Pragmatic solution for parasitic-immune design of electronics ICs for automotive
Smart Power ICs are extensively used in automotive embedded systems due to their unique capabilities to merge low power and high voltage devices on the same chip, at a competitive cost. In such devices, induced electrical coupling noise due to switching of the power stages, when integrating such high voltage (HV) devices with low voltage (LV) functions, is a big issue. During switching, parasitic voltages and currents, consisting of electrons and holes, lead to a local shift of the substrate potential that can reach hundreds of millivolts. This electrical coupling noise can severely disturb low voltage circuits. Such parasitic signals are known to represent the major cause of failure and costly circuit redesign in power integrated circuits. Furthermore, parasitic carrier injections are considerably increased under high temperature operation such as those encountered in automotive applications where this problem is even more severe since these dedicated IC's need to be highly reliable and stable over time. Most solutions are layout dependent and are thus difficult to optimize using available electrical simulator software.

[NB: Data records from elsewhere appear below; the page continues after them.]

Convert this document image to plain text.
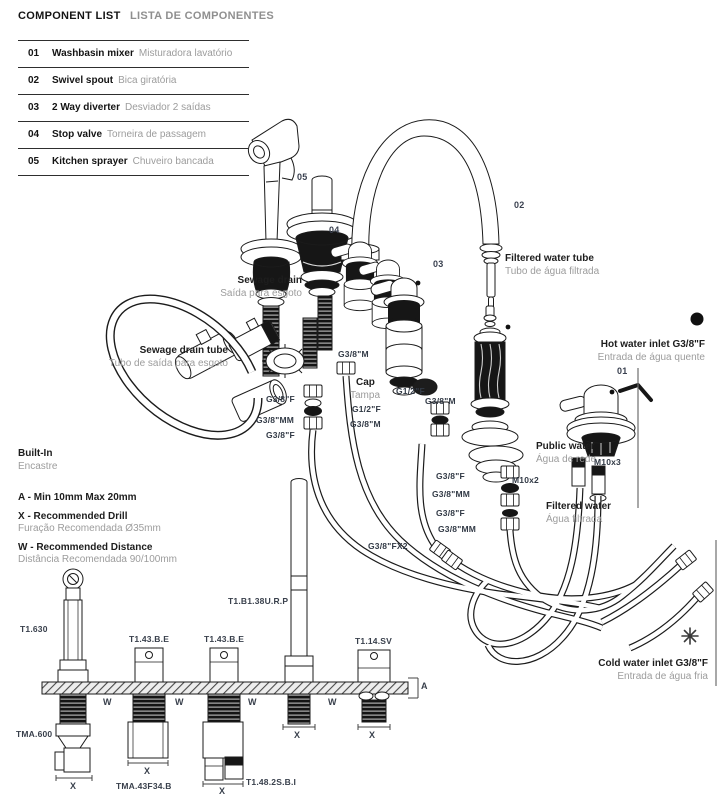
COMPONENT LIST LISTA DE COMPONENTES
01 Washbasin mixer Misturadora lavatório
02 Swivel spout Bica giratória
03 2 Way diverter Desviador 2 saídas
04 Stop valve Torneira de passagem
05 Kitchen sprayer Chuveiro bancada
05
04
02
03
01
Sewage drain
Saída para esgoto
Sewage drain tube
Tubo de saída para esgoto
Filtered water tube
Tubo de água filtrada
Hot water inlet G3/8"F
Entrada de água quente
Cold water inlet G3/8"F
Entrada de água fria
Public water
Água de rede
Filtered water
Água filtrada
Built-In
Encastre
Cap
Tampa
A - Min 10mm Max 20mm
X - Recommended Drill
Furação Recomendada Ø35mm
W - Recommended Distance
Distância Recomendada 90/100mm
G3/8"M
G1/2"F
G3/8"M
G1/2"F
G3/8"M
G3/8"F
G3/8"MM
G3/8"F
G3/8"F
G3/8"MM
G3/8"F
G3/8"MM
G3/8"FX2
M10x2
M10x3
T1.630
T1.43.B.E	T1.43.B.E
T1.B1.38U.R.P
T1.14.SV
TMA.600
TMA.43F34.B	T1.48.2S.B.I
W	W	W	W
X
X
X
X	X
A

The lack of a model strategy that would enable to simulate accurately the injection of minority carriers in the substrate as part of the HV model, as well as its propagation in the substrate, is one of the main reasons for this critical situation. This lack of a design methodology prohibits an efficient design strategy and fails at giving clear predictions of perturbations in high voltage integrated circuits.
The main objective of this project is to study the parasitic substrate coupling effects and enhance the quality of smart power ICs by diminishing risks related to reliability, safety and durability of fully electrical vehicles.